Seria apenas um pequeno exagero afirmar-se que o Pacto para as Migrações é de tal forma impactante no interior da União, que é suscetível de criar uma guerra civil (se é que pode usar-se o termo para uma contenda entre países do bloco). O assunto é dos que tem suscitado maiores desentendimentos entre o norte e o sul – ou mais propriamente entre o norte e o sul e o leste em conjunto. E nada leva a crer que venha a ser diferente do que foi até aqui. Pior: o tema tem tudo para fomentar fortes desentendimentos nos próximos cinco anos – ficando tudo ainda mais difícil quando (e se) os Balcãs fizerem parte da União.
Tão urgente como polémico, o pacto para o clima teve um forte impulso no período da pandemia – que também deixou a descoberto as dependências estratégicas da União Europeia. Mas tudo isso passou muito rapidamente – nomeadamente na área da energia: a Europa tornou-se independente da Rússia para se lançar feliz na dependência de outro país produtor qualquer, e até os investimentos em gasodutos e oleodutos, que estavam em cima da mesa há um par de anos, desapareceram misteriosamente da agenda. Quanto ao mais, o pacto tem repercussões diretas na economia – e num quadro de taxas de juro elevados (e que nunca mais serão as que eram há três anos), convém não fazer grandes ondas com a sustentabilidade, a economia circular e essas ‘modernices’.
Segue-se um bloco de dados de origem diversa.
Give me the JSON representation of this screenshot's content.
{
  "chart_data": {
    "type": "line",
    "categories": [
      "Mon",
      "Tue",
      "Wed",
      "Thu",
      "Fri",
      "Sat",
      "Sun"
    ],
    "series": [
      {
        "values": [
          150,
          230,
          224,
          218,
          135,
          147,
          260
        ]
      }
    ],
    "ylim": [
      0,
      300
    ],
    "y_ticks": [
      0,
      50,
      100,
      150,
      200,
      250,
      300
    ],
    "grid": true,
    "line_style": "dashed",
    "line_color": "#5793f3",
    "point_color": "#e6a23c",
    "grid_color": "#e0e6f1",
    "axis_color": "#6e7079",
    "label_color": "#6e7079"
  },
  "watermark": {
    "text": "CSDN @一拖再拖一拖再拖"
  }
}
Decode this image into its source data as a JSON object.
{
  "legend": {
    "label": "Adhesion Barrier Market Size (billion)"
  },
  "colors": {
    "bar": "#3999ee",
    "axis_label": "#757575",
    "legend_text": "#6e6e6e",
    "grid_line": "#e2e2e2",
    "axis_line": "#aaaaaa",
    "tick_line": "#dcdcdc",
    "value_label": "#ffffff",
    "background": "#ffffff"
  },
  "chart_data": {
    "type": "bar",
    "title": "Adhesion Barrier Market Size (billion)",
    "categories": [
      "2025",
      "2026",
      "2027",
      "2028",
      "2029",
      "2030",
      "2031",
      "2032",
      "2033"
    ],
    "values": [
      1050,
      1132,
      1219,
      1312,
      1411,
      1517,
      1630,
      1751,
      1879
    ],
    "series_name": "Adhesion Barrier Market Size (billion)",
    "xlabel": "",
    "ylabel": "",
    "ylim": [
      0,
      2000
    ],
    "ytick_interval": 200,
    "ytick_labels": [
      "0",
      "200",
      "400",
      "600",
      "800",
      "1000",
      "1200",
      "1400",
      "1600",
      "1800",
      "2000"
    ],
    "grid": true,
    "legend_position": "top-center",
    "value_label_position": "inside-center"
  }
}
Pode não parecer, mas este é o grande tema da União Europeia em termos estratégicos e de futuro a médio prazo. A maioria dos analistas considera que a União continuará a ser submissa à estratégia de política externa dos Estados Unidos – o que quer dizer o bloco dos 27 continuará a tentar afastar a China da sua cercania. O que em princípio é mau por uma razão infantil: não é a estratégia dos 27 – até podia ser, mas como a motivação é seguir as indicações de Washington, nunca se vai saber se é ou não.
Evidentemente que todos estes pontos estão rodeados de um outro que lhes é transversal: a política de segurança. O tema da criação de um exército europeu – mais que o tema da criação de uma indústria de defesa – será com certeza suficientemente fraturante para colocar a União em fogo. E António Costa será um dos ‘bombeiros’ de serviço.